Manufacturing Electrostatic Chucks via Ceramic 3D Printing: Formulation of Photopolymer Resin and Simulation-driven Structural Optimization

The electrostatic chuck is utilized to hold objects such as silicon wafers and LCDs securely. As advancements in related industries continue, research interest in electrostatic chucks is on the rise. Traditional manufacturing processes for these chucks primarily rely on APS (atmospheric plasma spraying) coating, a method that poses limitations in shape flexibility and consumes high energy. To overcome these challenges, this study introduces a method employing photopolymerization 3D printing, which combines ceramics with photopolymer resins. This 3D printing technology stands out for its exceptional precision and rapid production speeds.
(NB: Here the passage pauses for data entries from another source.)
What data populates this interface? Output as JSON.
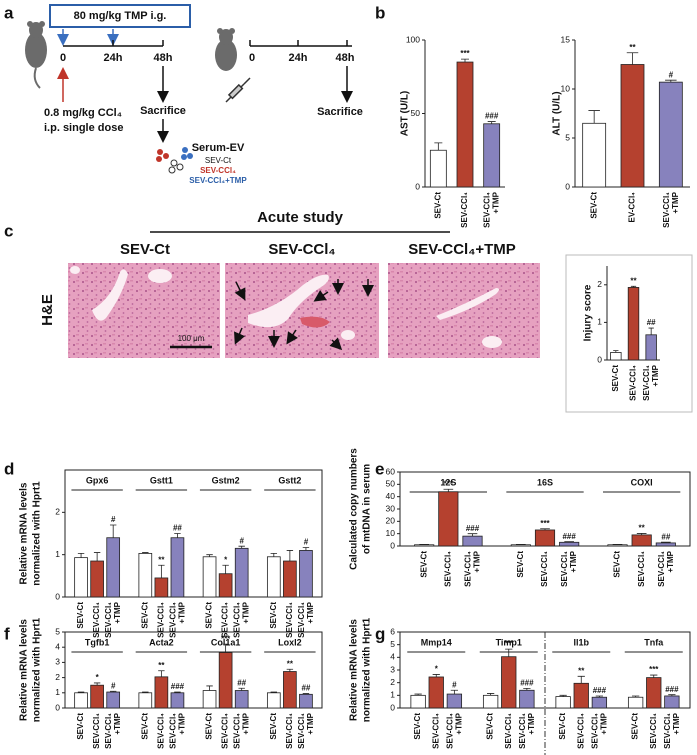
{
  "panel_labels": [
    "a",
    "b",
    "c",
    "d",
    "e",
    "f",
    "g"
  ],
  "diagram": {
    "dose_tmp": "80 mg/kg TMP i.g.",
    "timeline_1": [
      "0",
      "24h",
      "48h"
    ],
    "dose_ccl4": "0.8 mg/kg CCl₄",
    "route": "i.p. single dose",
    "sacrifice_1": "Sacrifice",
    "timeline_2": [
      "0",
      "24h",
      "48h"
    ],
    "sacrifice_2": "Sacrifice",
    "serum_ev": "Serum-EV",
    "groups": [
      "SEV-Ct",
      "SEV-CCl₄",
      "SEV-CCl₄+TMP"
    ]
  },
  "histology": {
    "study": "Acute study",
    "columns": [
      "SEV-Ct",
      "SEV-CCl₄",
      "SEV-CCl₄+TMP"
    ],
    "stain": "H&E",
    "scale_bar": "100 μm"
  },
  "chart_data": [
    {
      "type": "bar",
      "ylabel": "AST (U/L)",
      "categories": [
        "SEV-Ct",
        "SEV-CCl₄",
        "SEV-CCl₄ +TMP"
      ],
      "values": [
        25,
        85,
        43
      ],
      "errors": [
        5,
        2,
        1.5
      ],
      "colors": [
        "#ffffff",
        "#b5412f",
        "#8782bd"
      ],
      "annotations": [
        null,
        "***",
        "###"
      ],
      "ylim": [
        0,
        100
      ],
      "yticks": [
        0,
        50,
        100
      ]
    },
    {
      "type": "bar",
      "ylabel": "ALT (U/L)",
      "categories": [
        "SEV-Ct",
        "EV-CCl₄",
        "SEV-CCl₄ +TMP"
      ],
      "values": [
        6.5,
        12.5,
        10.7
      ],
      "errors": [
        1.3,
        1.2,
        0.2
      ],
      "colors": [
        "#ffffff",
        "#b5412f",
        "#8782bd"
      ],
      "annotations": [
        null,
        "**",
        "#"
      ],
      "ylim": [
        0,
        15
      ],
      "yticks": [
        0,
        5,
        10,
        15
      ]
    },
    {
      "type": "bar",
      "ylabel": "Injury score",
      "categories": [
        "SEV-Ct",
        "SEV-CCl₄",
        "SEV-CCl₄ +TMP"
      ],
      "values": [
        0.2,
        1.93,
        0.67
      ],
      "errors": [
        0.05,
        0.03,
        0.18
      ],
      "colors": [
        "#ffffff",
        "#b5412f",
        "#8782bd"
      ],
      "annotations": [
        null,
        "**",
        "##"
      ],
      "ylim": [
        0,
        2.5
      ],
      "yticks": [
        0,
        1,
        2
      ]
    },
    {
      "type": "grouped_bar",
      "ylabel": [
        "Relative mRNA levels",
        "normalized with Hprt1"
      ],
      "categories": [
        "Gpx6",
        "Gstt1",
        "Gstm2",
        "Gstt2"
      ],
      "series": [
        {
          "name": "SEV-Ct",
          "color": "#ffffff",
          "values": [
            0.93,
            1.03,
            0.95,
            0.95
          ],
          "errors": [
            0.1,
            0.02,
            0.05,
            0.08
          ],
          "annotations": [
            null,
            null,
            null,
            null
          ]
        },
        {
          "name": "SEV-CCl₄",
          "color": "#b5412f",
          "values": [
            0.85,
            0.45,
            0.55,
            0.85
          ],
          "errors": [
            0.2,
            0.3,
            0.2,
            0.25
          ],
          "annotations": [
            null,
            "**",
            "*",
            null
          ]
        },
        {
          "name": "SEV-CCl₄ +TMP",
          "color": "#8782bd",
          "values": [
            1.4,
            1.4,
            1.15,
            1.1
          ],
          "errors": [
            0.3,
            0.1,
            0.05,
            0.07
          ],
          "annotations": [
            "#",
            "##",
            "#",
            "#"
          ]
        }
      ],
      "ylim": [
        0,
        3
      ],
      "yticks": [
        0,
        1,
        2
      ]
    },
    {
      "type": "grouped_bar",
      "ylabel": [
        "Calculated copy numbers",
        "of mtDNA in serum"
      ],
      "categories": [
        "12S",
        "16S",
        "COXI"
      ],
      "series": [
        {
          "name": "SEV-Ct",
          "color": "#ffffff",
          "values": [
            1,
            1,
            1
          ],
          "errors": [
            0.3,
            0.3,
            0.3
          ],
          "annotations": [
            null,
            null,
            null
          ]
        },
        {
          "name": "SEV-CCl₄",
          "color": "#b5412f",
          "values": [
            44,
            13,
            9
          ],
          "errors": [
            2,
            1,
            1.2
          ],
          "annotations": [
            "***",
            "***",
            "**"
          ]
        },
        {
          "name": "SEV-CCl₄ +TMP",
          "color": "#8782bd",
          "values": [
            8,
            3,
            2.5
          ],
          "errors": [
            2,
            0.5,
            0.6
          ],
          "annotations": [
            "###",
            "###",
            "##"
          ]
        }
      ],
      "ylim": [
        0,
        60
      ],
      "yticks": [
        0,
        10,
        20,
        30,
        40,
        50,
        60
      ]
    },
    {
      "type": "grouped_bar",
      "ylabel": [
        "Relative mRNA levels",
        "normalized with Hprt1"
      ],
      "categories": [
        "Tgfb1",
        "Acta2",
        "Col1a1",
        "Loxl2"
      ],
      "series": [
        {
          "name": "SEV-Ct",
          "color": "#ffffff",
          "values": [
            1,
            1,
            1.15,
            1
          ],
          "errors": [
            0.05,
            0.05,
            0.3,
            0.05
          ],
          "annotations": [
            null,
            null,
            null,
            null
          ]
        },
        {
          "name": "SEV-CCl₄",
          "color": "#b5412f",
          "values": [
            1.5,
            2.05,
            3.65,
            2.4
          ],
          "errors": [
            0.15,
            0.4,
            0.55,
            0.15
          ],
          "annotations": [
            "*",
            "**",
            "***",
            "**"
          ]
        },
        {
          "name": "SEV-CCl₄ +TMP",
          "color": "#8782bd",
          "values": [
            1.05,
            1.0,
            1.15,
            0.9
          ],
          "errors": [
            0.05,
            0.05,
            0.15,
            0.05
          ],
          "annotations": [
            "#",
            "###",
            "##",
            "##"
          ]
        }
      ],
      "ylim": [
        0,
        5
      ],
      "yticks": [
        0,
        1,
        2,
        3,
        4,
        5
      ]
    },
    {
      "type": "grouped_bar",
      "ylabel": [
        "Relative mRNA levels",
        "normalized with Hprt1"
      ],
      "categories": [
        "Mmp14",
        "Timp1",
        "Il1b",
        "Tnfa"
      ],
      "series": [
        {
          "name": "SEV-Ct",
          "color": "#ffffff",
          "values": [
            1.0,
            1.0,
            0.9,
            0.85
          ],
          "errors": [
            0.1,
            0.15,
            0.1,
            0.1
          ],
          "annotations": [
            null,
            null,
            null,
            null
          ]
        },
        {
          "name": "SEV-CCl₄",
          "color": "#b5412f",
          "values": [
            2.45,
            4.05,
            1.95,
            2.4
          ],
          "errors": [
            0.2,
            0.6,
            0.55,
            0.2
          ],
          "annotations": [
            "*",
            "***",
            "**",
            "***"
          ]
        },
        {
          "name": "SEV-CCl₄ +TMP",
          "color": "#8782bd",
          "values": [
            1.1,
            1.4,
            0.85,
            0.95
          ],
          "errors": [
            0.3,
            0.15,
            0.1,
            0.1
          ],
          "annotations": [
            "#",
            "###",
            "###",
            "###"
          ]
        }
      ],
      "ylim": [
        0,
        6
      ],
      "yticks": [
        0,
        1,
        2,
        3,
        4,
        5,
        6
      ],
      "divider": true
    }
  ]
}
By integrating ceramic composite resin, it not only allows for the emulation of the physical properties of various ceramic materials but also vastly enhances design flexibility. To produce a ceramic composite resin tailored for photopolymerization 3D printing, a photopolymerization resin was formulated using two monomers: 1,6 hexanediol diacrylate (HDDA) and Trimethylpropane triacrylate (TMPTA). The resin's printing attributes and performance were assessed by monitoring the curing properties in response to varying monomer ratios. Following this, BaTiO3 (BTO) powder was added in concentrations ranging from 0 to 30 vol.% to the best-performing resin to create a high dielectric constant BTO photopolymerization resin. To determine the optimal wavelength by evaluating the printability of the manufactured resin according to the optical characteristics of BTO, the curing characteristic behavior was analyzed according to the changes in the three wavelength bands of 385nm, 405nm, and 415nm. The dielectric properties of the 3D-printed BTO composite layers were evaluated to optimize the BTO content for peak dielectric performance, emphasizing both a high dielectric constant and breakdown strength. Based on this material insight, bipolar-type electrostatic chuck models were designed. Their structural optimization and corresponding chucking performance were enhanced using finite element analysis through COMSOL. In this study, by applying ceramic composite resin to photopolymerized 3D printing technology, we were able to fabricate electrostatic chucks with exceptional chucking performance through 3D ceramic printing.